The shortfall on the current account, the broadest measure of trade in goods and services, increased to 2.4 percent of gross domestic product in the three months through June from a revised 2 percent in the previous quarter, the Reserve Bank said in its Quarterly Bulletin released on Thursday in the capital, Pretoria. The median of 17 economist estimates compiled by Bloomberg was for a deficit of 1.9 percent.
Africa’s most-industrialized economy relies mainly on foreign investment in stocks and bonds to help fund the shortfall. The deficit adds pressure to the rand which is the most volatile currency of 16 major and emerging-market nations monitored by Bloomberg. The rand is sensitive to political uncertainty that included a cabinet shuffle on March 31 and two downgrades to junk for the nation’s foreign-currency debt.
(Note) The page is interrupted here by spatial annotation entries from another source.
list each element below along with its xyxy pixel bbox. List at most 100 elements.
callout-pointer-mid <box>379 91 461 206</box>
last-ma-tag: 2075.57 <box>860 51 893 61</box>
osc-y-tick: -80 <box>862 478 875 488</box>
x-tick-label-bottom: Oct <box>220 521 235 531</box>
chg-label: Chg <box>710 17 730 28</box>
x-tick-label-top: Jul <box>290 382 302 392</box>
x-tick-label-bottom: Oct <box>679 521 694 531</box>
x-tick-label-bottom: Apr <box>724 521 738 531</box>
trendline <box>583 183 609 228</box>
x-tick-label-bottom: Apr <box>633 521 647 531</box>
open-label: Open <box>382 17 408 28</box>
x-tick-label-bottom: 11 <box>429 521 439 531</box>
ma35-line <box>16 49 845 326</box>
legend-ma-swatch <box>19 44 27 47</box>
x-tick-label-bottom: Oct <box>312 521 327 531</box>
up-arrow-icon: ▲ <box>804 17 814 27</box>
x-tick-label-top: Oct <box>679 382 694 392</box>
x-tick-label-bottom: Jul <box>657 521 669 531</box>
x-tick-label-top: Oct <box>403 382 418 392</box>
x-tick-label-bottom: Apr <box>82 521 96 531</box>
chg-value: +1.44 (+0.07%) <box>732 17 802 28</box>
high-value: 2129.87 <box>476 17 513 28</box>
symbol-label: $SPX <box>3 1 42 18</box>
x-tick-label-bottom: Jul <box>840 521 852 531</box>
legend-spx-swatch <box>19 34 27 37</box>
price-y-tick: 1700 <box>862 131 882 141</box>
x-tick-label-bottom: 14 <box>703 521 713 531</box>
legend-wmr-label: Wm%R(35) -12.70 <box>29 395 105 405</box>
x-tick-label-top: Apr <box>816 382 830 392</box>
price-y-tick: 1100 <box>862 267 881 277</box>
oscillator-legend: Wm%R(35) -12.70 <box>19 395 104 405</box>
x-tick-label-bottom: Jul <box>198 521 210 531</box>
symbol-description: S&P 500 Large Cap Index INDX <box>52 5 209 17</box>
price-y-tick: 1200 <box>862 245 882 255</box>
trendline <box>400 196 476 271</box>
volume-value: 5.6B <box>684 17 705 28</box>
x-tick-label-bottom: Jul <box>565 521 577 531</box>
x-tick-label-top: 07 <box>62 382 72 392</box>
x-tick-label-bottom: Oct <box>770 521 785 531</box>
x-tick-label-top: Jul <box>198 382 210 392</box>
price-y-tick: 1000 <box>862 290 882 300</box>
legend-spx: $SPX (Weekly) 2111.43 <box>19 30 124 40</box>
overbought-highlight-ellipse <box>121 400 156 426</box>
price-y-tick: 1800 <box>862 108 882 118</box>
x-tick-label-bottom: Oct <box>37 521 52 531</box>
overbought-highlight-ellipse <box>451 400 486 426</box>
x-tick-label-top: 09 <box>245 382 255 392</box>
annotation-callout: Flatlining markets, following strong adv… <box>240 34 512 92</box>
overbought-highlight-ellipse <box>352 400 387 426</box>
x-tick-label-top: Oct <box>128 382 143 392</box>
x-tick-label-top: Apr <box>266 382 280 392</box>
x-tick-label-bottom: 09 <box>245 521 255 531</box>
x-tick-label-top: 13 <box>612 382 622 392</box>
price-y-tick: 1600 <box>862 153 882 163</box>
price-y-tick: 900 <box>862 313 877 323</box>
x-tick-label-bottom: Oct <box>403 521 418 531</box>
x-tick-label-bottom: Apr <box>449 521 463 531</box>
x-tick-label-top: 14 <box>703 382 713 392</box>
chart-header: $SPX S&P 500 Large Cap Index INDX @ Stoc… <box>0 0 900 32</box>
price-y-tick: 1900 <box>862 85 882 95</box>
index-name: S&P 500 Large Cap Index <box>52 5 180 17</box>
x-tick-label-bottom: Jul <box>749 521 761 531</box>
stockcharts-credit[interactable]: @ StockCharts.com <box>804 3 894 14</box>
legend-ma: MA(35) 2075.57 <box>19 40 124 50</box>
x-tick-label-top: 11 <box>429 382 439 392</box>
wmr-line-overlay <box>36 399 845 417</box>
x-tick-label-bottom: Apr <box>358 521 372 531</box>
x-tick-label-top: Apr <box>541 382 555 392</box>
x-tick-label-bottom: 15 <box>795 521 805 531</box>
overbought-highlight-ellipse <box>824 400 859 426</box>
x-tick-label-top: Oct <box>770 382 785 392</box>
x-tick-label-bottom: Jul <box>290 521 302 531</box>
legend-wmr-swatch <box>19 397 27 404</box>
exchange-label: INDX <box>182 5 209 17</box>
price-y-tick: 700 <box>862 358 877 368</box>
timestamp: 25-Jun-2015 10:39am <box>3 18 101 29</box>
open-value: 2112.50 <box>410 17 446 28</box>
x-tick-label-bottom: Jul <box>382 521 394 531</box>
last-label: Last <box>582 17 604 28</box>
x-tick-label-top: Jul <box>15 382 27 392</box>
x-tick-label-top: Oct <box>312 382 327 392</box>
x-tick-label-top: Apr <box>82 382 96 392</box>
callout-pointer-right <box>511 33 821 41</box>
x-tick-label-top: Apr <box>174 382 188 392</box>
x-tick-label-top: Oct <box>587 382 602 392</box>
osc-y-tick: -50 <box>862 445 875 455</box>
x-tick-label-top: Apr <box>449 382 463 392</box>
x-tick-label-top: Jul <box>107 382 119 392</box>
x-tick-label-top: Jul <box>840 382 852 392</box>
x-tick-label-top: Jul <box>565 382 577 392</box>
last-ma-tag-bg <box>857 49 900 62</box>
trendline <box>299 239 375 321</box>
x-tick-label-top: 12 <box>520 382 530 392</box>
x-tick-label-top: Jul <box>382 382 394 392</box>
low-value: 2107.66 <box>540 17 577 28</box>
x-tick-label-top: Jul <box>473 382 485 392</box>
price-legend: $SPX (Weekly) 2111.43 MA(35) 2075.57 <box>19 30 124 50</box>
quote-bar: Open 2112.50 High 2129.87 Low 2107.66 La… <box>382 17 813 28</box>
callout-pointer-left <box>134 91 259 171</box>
“A lot of the improvement that we have seen recently is because of a more favorable terms-of-trade environment, which is helping to prop up South Africa’s trade surplus,” Jeffrey Schultz, a senior economist at BNP Paribas Securities in Johannesburg, said by phone.
The trade surplus widened to an annualized 64.6 billion rand ($4.9 billion) in the second quarter from 57.4 billion rand in the previous three months, the central bank said last week. The volumes of exports, excluding gold, rose 2.9 percent in the period while import volumes increased 3.7 percent, according to Thursday’s report.
The improved trade surplus was partially offset by the shortfall on the services, income and transfer account, which widened to 3.8 percent of GDP from 3.3 percent. This was mainly due to an increase in current-transfer payments by South Africa to its trading partners in the Southern African Customs Union, the central bank said.
The SACU, which consists of South Africa, Botswana, Namibia, Lesotho and Swaziland, was formed in 1910, making it the world’s oldest customs union.
Foreign direct investment in the second quarter was 3.9 billion rand and portfolio inflows stood at 74.7 billion rand, the highest since at least 1985. That was “driven by a search for yield in emerging markets,” the central bank said.
“It’s still a significant financing requirement that is predominantly required through the ‘hot-money’ flows that we have continued to see into our bond market,” Schultz said. “That is a risk going forward, especially with pending ratings downgrades on our local debt and what that could potentially mean for South Africa’s ability to stay in global bond indices.”
While the economy emerged from a recession in the second quarter, fixed capital formation declined by an annualized 2.6 percent in the period. Investment by private business fell 6.9 percent from the previous three months, the most since the first quarter of 2016.
“Fixed-capital formation by the private sector was deterred by subdued domestic demand, ample capacity in some parts of the domestic economy, ongoing political uncertainty and weak business confidence,” the Reserve Bank said.
The rand was little changed at 13.1387 per dollar by 11:19 a.m. in Johannesburg on Thursday. Yields on rand-denominated government bonds due December 2026 were unchanged at 8.44 percent.
The government forecast in February the current-account shortfall will widen to 3.9 percent of GDP this year from 3.3 percent in 2016, which was the smallest gap since 2011.